On September 11, the whole block will be getting together for their annual party and Schneider’s family, and as Pieschel and her roommates are looking forward to the party and beyond.
“I feel like there is mutual respect,” Pieschel said. “So it will be a good year.”
Neighborhood Fest 2010
For its part, the University of St. Thomas held its 29th annual Neighborhood Fest on Thursday, July 29. The band Ticket to Brazil supplied a bossa nova beat in the upper quad as burgers and hotdogs sizzled on grills, students played beanbag games and youngsters waited patiently with their parents for pony rides. Everyone mingled at long tables over ice cream and watermelon
Local resident Cristiana Giordano has been coming since her children were born and, though she has no problem with the university, said, “I think it’s a very neighborly thing to do – acknowledging that there are times when they are an inconvenience.” But she doubted that people in the area with “strong opinions” about expansion or neighborhood issues would come to the event.
Doug Hennes, vice president for university and government relations, disagreed and said that, even during more strained times, members of the West Summit Neighborhood Advisory Committee have been among the 500 people who usually attend the annual event. Even though he feels the university and neighborhood cooperate and collaborate pretty well, the event is just “a big party.” He was especially glad to see the addition of a petting zoo attracted so many families to campus.

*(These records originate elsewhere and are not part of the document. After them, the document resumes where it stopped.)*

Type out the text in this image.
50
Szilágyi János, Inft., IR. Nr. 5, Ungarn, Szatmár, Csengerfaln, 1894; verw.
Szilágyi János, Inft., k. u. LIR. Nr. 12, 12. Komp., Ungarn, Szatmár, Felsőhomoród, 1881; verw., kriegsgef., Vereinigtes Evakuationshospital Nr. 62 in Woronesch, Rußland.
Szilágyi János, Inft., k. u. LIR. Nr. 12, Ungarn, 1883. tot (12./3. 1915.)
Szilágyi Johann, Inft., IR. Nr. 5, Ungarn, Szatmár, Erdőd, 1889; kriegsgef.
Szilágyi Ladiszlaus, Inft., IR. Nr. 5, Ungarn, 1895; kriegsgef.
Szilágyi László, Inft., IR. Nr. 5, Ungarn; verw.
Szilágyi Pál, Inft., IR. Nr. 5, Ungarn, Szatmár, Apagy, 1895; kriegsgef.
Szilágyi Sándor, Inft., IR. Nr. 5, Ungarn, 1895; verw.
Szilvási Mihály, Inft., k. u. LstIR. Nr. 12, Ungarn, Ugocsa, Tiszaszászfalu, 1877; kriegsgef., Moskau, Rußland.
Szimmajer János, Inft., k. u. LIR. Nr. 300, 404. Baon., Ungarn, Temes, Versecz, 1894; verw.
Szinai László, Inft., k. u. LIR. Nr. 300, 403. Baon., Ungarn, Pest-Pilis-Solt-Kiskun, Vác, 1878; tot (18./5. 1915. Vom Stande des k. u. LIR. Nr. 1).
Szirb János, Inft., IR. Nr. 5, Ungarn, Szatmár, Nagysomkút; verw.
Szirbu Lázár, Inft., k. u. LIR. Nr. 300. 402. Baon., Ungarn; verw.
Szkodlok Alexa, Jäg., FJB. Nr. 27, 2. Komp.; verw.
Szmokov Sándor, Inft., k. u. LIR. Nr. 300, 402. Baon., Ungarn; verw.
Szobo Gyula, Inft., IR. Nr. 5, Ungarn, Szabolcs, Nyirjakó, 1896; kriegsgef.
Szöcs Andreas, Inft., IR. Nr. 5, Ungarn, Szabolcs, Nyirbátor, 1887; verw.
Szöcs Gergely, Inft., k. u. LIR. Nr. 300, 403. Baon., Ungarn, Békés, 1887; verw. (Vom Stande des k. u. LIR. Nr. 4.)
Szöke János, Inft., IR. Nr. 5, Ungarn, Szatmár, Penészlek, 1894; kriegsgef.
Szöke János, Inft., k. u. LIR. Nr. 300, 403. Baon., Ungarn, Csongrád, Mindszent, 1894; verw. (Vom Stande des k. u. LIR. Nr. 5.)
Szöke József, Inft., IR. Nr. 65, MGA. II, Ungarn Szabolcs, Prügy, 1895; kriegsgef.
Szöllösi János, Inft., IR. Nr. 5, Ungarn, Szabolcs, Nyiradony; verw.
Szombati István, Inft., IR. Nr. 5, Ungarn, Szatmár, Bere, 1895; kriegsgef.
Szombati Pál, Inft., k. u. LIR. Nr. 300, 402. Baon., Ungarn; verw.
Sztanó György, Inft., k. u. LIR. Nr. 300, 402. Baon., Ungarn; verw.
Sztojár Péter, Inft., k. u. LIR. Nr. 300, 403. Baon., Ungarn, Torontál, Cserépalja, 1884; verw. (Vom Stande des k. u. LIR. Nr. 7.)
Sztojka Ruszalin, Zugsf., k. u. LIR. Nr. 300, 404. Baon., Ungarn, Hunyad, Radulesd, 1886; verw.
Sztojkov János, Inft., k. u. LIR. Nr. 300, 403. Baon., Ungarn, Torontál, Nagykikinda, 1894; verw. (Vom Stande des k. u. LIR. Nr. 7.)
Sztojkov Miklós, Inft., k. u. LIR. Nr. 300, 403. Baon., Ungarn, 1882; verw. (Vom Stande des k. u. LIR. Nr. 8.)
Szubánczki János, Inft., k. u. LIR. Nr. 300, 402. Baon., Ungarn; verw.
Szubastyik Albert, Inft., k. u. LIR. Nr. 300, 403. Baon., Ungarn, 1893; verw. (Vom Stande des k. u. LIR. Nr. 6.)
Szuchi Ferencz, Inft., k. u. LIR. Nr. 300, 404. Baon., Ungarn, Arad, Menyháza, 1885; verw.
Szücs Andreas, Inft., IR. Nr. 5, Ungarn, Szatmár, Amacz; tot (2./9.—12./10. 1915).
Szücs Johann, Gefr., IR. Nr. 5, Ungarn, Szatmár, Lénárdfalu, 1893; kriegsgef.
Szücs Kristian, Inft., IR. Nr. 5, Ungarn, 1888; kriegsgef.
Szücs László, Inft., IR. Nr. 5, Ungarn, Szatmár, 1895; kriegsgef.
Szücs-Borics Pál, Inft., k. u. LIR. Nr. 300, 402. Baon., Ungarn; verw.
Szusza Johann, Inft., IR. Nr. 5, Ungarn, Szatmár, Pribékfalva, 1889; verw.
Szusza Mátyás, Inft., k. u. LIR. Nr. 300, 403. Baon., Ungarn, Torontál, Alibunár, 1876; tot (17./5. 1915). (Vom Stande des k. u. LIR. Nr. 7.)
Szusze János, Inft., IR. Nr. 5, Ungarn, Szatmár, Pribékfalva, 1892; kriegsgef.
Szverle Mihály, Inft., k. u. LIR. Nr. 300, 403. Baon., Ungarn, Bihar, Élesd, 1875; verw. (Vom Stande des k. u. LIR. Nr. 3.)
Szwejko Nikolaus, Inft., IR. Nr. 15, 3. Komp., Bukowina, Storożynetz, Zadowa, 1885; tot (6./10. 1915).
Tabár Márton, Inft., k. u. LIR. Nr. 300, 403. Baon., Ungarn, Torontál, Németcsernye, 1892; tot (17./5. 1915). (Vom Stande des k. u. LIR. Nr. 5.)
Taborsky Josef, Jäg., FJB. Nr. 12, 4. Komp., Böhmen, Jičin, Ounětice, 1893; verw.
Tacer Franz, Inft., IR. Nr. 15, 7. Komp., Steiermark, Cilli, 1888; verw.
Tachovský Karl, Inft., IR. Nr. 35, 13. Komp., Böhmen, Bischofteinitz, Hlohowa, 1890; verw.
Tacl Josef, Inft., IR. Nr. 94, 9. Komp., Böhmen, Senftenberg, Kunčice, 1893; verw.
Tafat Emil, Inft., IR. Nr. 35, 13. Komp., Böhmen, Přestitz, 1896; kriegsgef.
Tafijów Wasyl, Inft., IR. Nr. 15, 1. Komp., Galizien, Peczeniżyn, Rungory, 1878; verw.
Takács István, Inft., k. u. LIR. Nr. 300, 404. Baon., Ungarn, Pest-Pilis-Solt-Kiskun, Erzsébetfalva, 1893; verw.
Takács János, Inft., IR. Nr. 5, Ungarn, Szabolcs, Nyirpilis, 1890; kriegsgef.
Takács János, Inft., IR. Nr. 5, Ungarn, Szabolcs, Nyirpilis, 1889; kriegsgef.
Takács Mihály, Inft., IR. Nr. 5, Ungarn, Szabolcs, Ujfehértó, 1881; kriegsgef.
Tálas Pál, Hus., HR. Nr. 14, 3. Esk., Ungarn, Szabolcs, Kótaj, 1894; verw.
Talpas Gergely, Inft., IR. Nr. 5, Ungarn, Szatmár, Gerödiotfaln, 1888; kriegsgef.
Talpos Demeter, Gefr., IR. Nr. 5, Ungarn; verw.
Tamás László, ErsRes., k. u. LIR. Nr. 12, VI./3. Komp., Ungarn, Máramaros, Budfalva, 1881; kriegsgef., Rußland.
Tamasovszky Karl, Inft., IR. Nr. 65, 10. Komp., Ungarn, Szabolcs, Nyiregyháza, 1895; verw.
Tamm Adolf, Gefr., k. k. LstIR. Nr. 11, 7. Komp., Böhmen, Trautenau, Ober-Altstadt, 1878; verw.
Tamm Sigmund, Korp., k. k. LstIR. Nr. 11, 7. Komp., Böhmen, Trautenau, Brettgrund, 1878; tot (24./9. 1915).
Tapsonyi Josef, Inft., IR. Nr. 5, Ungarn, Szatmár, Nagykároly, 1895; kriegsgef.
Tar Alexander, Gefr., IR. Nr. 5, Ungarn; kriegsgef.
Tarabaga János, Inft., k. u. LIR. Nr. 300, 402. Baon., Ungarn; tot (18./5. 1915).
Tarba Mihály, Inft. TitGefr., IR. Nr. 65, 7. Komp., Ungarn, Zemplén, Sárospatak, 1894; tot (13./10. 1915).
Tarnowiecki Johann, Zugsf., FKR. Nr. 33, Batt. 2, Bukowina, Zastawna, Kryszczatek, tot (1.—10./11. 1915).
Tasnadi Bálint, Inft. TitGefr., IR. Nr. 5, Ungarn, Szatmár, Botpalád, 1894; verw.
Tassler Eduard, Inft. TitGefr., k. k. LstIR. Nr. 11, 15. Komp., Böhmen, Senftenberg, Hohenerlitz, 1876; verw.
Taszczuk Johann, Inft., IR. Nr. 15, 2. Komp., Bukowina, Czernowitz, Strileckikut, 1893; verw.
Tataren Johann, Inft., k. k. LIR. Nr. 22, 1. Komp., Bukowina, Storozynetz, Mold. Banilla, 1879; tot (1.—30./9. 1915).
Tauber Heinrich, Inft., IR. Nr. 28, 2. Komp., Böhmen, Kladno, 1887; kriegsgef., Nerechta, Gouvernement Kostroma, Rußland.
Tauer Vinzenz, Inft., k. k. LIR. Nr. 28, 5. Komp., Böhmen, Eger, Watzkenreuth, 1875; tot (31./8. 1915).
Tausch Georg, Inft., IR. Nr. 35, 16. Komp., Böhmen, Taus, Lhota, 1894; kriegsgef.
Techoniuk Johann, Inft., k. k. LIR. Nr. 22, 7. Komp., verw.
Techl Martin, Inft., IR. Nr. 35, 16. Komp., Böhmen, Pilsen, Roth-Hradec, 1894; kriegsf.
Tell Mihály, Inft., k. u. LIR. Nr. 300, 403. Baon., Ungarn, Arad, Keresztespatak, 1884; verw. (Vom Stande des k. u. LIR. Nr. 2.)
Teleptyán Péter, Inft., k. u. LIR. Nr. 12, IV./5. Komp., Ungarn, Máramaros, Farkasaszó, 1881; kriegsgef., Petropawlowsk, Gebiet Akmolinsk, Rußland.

Center for Senior Citizens Education Director Jan Viktora used the event as an opportunity to reach out to area seniors – some of whom are part of the 2,500 students 55 and older in their programs each year. She enjoyed recognizing students at the event with their grandchildren and the chance to introduce the center to new people who attended.
Local newspapers and newsletters spread event details to neighbors and students such as Orientation Leader Alicia Lemere. She’ll be living off campus this year and said without an event like Neighborhood Fest, “there’s really no other way for the community to get together.”